Most people have probably done that at one time or another. Never however, even in my wildest imaginative binge, did I ever imagine anything as fantasmagorical or erotic as Arthur Hacker's The Cloud above.
In any case, such daydreams were about the only time I've ever "studied" clouds. Only when faced with the prospect of a painting having a large, uninteresting sky a few years ago, had I ever thought much about painting clouds. It's only then that I realize too, how few clouds I've ever painted and the fact that I really don't know how to paint clouds, at least not in the sense of John Constable below , Jacob van Ruisdael, or Claude Monet right.
Oh, I can paint a reasonably authentic, atmospheric blue sky and then streak and daub in some titanium white, swirl it a bit, and call what I get clouds, but that's little more than "decorating" the sky. In one case, frustrated by my meager efforts, I hit the Internet looking for clouds. Needless to say, it's pretty cloudy on the Internet. But what I found was either way too much, or simply as boring as what I could do just by playing around with the paint.

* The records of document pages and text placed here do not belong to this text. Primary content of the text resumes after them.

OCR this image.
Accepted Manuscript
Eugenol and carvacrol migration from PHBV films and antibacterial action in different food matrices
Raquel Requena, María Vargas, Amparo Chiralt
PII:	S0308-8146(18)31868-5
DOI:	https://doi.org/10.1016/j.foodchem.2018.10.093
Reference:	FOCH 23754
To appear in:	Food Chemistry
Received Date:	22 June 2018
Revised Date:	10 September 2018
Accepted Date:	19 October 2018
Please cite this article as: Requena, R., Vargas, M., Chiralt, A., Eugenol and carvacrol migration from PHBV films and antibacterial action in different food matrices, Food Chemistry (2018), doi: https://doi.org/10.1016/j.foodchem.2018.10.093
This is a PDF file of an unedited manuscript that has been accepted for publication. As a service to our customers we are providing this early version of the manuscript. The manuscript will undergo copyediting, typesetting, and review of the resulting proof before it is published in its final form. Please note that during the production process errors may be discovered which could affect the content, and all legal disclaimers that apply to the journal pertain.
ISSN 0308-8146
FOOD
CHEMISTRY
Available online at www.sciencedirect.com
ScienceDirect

Photographers like to shoot the unusual , yet if an artist paints the unusual, the sky will simply take over the entire landscape, stealing the show from whatever lies below. Moreover, unbelievably beautiful cloud photos translate to the simply unbelievable when painted. I seldom paint landscapes for their own sake so when I want clouds in order to add a little interest to the sky, I have to be careful they don't become too interesting.